- Secondo i dati forniti da Photon Consulting, un'agenzia americana
specializzata in energia solare, nel 2007 i principali mercati del solare fotovoltaico sono
stati la Germania (3,5 Terawatt nel 2007, 2,2 TW nel 2006); la California (3'100 MW); la
Spagna (2'400 MW), il Giappone (1'600 MW) e l'Italia (1'500 MW). La Cina è invece il
maggior produttore mondiale di pannelli fotovoltaici, ma il suo mercato interno resta modesto:
200 MW.
Il Paese più dinamico sembra la Spagna che nel 2008 dovrebbe raggiungere una produzione
di 1200 Megawatt da fotovoltaico, con un aumento di 700 MW rispetto al 2007. Questo dovrebbe
permettere ad un mercato maturo come quello tedesco di avere nuove opportunità di
esportare le sue tecnologie avanzate verso la Spagna, sfruttando l'impegno del governo
socialista di Madrid ad essere ancora più attivo nel finanziamento e nella facilitazioni
delle energie rinnovabili. Nel primo trimestre del 2008 in Spagna sono già state
installati impianti fotovoltaici che producono un totale di 200 MW.
Secondo la Bsw-Solar, la federazione dei produttori della Germania, l'industria del solare
tedesca ha esportato tecnologia per un ammontare di circa due miliardi di euro, la maggior
parte proprio verso la Spagna. A tirare il mercato sono le iniziative delle amministrazioni
pubbliche di investimento nelle energie rinnovabili, come Barcellona che ha promulgato un
decreto già nel 2000, rinnovato nel 2006, che prevede l'installazione generalizzata o
obbligatori di scaldabagno solari in tutti gli edifici nuovi e ristrutturati, con l'obiettivo
di coprire così almeno il 60% del bisogno di acqua calda. In 6 anni sono stati
così installati 31'050 metri quadrati di pannelli solari termici, con un risparmio di
32'076 MWh all'anno, il consumo di una città di 58'000 abitanti e una riduzione di 5640
tonnellate di CO2.
Ma la forte spinta spagnola sollecita la concorrenza che è fatta soprattutto di
innovazione di materiali, efficienza energetica e minori costi e anche la Germania si trova a
doversi confrontare con la concorrenza cinese e a dover sviluppare le sue tecnologie in
maniera continuata se non vuole perdere lo slancio e la leadership del mercato di
qualità.
Anche per questo non mancano le critiche alla nuova legge federale tedesca di sostegno alle
energie rinnovabili (Eeg). La legge dovrebbe entrare in vigore nel 2009 e prevede un incentivo
tariffario del 9,8% invece del 5% applicato annualmente fino ad ora. Secondo BSW-Solar, il
progetto di legge non tiene sufficientemente conto degli aumenti dei prezzi delle materie
prime che colpiscono il settore dal 2004 in poi, dopo l'ultima revisione dell'Eeg.

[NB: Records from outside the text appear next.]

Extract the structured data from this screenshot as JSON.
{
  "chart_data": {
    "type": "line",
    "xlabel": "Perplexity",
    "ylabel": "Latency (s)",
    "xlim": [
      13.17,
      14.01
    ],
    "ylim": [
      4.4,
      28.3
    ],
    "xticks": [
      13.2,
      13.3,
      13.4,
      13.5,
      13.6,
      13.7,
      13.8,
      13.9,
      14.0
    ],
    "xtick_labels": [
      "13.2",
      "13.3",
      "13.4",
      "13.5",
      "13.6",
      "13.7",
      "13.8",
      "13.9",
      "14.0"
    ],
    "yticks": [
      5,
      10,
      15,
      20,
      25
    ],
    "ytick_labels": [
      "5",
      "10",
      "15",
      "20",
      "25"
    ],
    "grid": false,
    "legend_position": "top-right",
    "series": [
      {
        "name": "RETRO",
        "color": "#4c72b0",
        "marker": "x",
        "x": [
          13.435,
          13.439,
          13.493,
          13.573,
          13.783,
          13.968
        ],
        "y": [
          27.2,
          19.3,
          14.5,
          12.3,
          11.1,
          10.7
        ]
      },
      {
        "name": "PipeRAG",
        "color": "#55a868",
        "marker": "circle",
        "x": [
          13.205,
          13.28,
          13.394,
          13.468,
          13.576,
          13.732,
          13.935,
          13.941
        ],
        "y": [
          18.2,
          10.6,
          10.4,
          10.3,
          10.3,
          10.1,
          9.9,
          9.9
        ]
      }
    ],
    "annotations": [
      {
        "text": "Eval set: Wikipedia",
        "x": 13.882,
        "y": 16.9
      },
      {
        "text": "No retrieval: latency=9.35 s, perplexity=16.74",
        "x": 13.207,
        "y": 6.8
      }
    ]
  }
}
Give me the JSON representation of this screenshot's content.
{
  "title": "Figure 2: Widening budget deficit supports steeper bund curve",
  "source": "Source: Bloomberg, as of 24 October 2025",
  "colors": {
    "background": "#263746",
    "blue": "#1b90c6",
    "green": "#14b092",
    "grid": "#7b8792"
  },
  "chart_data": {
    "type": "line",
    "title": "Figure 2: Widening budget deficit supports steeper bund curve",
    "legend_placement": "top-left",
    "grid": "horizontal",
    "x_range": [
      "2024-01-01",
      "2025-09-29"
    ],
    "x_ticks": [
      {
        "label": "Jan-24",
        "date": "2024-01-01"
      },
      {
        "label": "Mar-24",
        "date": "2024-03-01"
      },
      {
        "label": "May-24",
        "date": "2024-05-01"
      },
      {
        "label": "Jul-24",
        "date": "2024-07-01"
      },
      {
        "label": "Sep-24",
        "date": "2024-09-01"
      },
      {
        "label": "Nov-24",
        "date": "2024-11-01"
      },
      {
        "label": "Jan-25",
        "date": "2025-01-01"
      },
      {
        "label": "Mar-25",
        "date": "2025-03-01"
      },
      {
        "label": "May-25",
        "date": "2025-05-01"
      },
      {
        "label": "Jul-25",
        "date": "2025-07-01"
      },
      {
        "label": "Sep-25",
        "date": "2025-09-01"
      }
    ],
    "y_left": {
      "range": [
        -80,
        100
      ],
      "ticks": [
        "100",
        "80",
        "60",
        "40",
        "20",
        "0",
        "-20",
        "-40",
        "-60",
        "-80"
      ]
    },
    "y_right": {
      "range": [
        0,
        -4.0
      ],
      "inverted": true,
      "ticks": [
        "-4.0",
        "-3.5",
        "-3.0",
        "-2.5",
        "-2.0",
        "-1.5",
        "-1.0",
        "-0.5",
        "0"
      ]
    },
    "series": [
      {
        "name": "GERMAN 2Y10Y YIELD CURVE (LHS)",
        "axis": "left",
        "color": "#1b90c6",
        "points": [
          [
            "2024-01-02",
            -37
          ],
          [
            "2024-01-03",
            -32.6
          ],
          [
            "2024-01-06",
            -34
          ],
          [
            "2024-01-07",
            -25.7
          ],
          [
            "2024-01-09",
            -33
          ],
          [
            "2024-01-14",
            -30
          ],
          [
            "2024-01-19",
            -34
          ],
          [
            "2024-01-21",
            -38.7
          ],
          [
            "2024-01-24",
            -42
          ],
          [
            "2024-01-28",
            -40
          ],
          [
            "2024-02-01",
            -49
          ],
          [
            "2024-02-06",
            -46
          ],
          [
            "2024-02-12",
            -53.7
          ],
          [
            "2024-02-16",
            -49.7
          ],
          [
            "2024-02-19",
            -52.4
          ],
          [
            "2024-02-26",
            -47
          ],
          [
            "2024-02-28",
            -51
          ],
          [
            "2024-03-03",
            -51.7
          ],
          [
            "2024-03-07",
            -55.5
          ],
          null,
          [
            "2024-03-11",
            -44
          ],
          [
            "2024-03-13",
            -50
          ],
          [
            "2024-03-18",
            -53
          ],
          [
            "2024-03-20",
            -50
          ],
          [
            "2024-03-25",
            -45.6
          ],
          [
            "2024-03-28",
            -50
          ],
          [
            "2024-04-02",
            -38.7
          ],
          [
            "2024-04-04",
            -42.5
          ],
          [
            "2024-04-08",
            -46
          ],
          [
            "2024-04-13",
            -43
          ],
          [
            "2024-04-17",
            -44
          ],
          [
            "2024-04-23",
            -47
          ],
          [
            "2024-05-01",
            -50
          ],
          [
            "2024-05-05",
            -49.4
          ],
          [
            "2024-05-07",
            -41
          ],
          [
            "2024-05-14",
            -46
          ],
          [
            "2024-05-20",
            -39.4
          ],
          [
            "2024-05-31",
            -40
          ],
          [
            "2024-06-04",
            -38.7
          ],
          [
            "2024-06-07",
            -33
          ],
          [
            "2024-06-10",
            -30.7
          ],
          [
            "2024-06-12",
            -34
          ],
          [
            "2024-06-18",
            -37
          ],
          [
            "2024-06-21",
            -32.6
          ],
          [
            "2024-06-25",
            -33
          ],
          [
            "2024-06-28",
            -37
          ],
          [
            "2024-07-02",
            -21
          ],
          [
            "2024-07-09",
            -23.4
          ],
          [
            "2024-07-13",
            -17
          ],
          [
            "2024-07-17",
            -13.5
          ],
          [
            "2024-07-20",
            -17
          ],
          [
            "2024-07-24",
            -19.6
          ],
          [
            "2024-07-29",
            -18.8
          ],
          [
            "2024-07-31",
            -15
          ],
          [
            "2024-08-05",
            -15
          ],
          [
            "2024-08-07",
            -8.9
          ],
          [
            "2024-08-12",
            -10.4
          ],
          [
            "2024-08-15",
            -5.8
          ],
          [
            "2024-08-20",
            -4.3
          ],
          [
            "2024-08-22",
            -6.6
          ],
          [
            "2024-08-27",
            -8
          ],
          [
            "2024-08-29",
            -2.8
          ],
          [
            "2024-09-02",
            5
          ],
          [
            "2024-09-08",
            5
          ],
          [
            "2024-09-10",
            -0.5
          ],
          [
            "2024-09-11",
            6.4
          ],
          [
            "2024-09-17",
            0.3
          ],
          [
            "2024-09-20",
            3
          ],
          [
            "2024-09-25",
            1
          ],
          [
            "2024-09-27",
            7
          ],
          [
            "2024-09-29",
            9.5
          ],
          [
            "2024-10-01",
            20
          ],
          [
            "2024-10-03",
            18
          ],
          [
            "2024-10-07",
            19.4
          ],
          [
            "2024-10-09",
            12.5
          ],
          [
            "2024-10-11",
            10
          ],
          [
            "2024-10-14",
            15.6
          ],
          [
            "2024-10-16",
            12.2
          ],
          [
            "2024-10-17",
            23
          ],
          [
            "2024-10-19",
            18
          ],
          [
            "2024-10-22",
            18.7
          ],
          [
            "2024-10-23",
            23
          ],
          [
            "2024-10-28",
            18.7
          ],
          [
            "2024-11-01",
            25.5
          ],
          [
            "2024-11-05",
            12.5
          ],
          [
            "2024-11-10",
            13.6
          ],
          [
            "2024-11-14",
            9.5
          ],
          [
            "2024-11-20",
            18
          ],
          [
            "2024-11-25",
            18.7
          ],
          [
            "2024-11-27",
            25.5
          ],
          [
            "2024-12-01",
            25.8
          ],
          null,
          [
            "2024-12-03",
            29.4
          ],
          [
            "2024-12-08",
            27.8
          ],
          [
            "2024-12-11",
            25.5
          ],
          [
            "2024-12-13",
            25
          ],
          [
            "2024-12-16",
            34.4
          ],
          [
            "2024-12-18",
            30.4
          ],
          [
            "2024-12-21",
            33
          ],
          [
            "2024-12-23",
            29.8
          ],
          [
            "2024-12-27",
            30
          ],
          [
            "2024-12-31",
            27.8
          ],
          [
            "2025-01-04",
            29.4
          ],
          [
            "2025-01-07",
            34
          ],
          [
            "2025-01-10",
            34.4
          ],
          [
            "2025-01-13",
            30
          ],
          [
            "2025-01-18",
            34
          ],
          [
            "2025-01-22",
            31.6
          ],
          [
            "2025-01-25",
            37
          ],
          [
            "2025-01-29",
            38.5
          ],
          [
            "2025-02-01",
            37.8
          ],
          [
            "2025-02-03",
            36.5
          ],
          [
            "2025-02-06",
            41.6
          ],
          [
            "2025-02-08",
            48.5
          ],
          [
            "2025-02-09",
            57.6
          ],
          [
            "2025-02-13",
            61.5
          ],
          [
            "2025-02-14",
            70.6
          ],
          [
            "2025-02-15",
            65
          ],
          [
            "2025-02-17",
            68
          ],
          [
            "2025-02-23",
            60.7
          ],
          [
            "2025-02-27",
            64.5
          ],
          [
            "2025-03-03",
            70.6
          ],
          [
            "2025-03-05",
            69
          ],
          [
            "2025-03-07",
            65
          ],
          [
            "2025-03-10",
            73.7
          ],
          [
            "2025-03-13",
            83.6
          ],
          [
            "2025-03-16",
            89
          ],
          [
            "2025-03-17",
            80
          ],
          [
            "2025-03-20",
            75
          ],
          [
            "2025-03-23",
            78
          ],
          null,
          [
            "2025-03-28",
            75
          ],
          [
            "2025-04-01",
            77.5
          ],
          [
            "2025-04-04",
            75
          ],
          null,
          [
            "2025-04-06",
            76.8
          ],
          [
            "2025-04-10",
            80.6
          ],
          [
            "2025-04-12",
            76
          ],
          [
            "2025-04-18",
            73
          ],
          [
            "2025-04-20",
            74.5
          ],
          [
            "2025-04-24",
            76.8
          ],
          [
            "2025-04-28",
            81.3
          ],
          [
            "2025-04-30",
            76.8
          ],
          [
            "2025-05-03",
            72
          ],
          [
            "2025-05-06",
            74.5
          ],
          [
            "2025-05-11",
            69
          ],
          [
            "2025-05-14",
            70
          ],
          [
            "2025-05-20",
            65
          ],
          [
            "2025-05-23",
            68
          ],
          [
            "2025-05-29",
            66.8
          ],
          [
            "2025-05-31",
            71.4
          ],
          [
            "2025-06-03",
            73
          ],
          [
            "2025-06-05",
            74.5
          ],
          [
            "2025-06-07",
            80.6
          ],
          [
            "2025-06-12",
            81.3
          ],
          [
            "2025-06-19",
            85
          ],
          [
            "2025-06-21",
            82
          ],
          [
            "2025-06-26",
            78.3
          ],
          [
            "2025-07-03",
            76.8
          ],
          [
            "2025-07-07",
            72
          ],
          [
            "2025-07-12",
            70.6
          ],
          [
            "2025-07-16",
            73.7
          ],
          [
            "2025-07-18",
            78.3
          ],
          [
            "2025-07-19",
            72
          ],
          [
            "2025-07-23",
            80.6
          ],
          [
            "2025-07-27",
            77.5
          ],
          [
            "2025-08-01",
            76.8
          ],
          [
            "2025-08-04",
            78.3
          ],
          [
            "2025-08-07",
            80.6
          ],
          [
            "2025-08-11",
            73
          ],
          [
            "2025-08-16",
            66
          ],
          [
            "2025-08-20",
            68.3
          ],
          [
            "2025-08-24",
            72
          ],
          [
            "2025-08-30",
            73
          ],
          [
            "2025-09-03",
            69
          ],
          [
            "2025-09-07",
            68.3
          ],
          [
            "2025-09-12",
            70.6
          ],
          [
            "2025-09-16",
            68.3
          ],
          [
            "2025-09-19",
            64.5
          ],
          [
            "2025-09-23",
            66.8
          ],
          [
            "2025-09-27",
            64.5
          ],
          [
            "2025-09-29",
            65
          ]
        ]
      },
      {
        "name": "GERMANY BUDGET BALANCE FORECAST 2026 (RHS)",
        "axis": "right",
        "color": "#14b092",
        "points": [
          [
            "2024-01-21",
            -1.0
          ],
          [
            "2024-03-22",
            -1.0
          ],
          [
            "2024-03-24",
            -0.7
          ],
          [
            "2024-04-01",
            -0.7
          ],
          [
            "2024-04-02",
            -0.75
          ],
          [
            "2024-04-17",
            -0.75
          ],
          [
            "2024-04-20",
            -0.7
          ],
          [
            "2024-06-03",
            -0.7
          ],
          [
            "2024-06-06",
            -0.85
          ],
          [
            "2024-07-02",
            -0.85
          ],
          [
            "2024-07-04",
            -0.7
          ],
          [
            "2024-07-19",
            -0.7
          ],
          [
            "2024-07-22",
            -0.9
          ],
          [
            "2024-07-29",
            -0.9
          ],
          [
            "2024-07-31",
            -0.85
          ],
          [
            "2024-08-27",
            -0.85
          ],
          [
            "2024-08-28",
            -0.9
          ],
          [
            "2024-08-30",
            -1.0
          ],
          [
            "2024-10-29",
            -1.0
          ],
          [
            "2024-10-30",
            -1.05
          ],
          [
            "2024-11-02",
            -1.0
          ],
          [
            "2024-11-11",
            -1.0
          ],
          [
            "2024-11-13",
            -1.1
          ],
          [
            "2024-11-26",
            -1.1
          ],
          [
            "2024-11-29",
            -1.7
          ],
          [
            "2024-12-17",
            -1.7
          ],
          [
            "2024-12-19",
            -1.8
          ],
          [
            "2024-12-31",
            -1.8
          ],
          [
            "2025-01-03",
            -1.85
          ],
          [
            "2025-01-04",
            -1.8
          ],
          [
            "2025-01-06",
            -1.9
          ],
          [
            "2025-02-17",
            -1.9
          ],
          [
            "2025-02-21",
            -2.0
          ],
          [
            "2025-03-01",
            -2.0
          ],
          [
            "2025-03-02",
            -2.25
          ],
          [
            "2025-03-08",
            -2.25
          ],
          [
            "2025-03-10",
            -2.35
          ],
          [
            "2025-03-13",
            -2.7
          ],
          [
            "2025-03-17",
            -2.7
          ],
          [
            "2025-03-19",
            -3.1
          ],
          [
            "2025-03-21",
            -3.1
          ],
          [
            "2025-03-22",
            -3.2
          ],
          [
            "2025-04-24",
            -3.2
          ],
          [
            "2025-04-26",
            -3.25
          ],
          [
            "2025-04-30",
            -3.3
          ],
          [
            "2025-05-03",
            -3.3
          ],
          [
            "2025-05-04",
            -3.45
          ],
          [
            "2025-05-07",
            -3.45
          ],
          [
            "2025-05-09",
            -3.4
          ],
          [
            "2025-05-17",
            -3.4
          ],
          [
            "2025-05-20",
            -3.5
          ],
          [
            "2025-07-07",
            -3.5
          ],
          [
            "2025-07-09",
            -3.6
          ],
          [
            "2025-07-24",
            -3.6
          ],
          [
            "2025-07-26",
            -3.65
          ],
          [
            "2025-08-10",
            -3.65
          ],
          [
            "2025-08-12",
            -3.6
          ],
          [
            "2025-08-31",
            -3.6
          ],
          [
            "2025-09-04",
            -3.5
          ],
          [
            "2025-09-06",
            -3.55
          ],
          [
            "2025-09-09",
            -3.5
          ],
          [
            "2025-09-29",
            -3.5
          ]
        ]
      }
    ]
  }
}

Photon Consulting stima però che la Germania resti il mercato con il più forte
potenziale di espansione al mondo: entro il 2010 il fotovoltaico tedesco produrrà 6'500
MW in più e 830 MW supplementari sono stati prodotti nel solo 2006. A livello mondiale
Photon prevede un'espansione di 23 Gigawatt entro il 2010, sei volte più che nel 2007.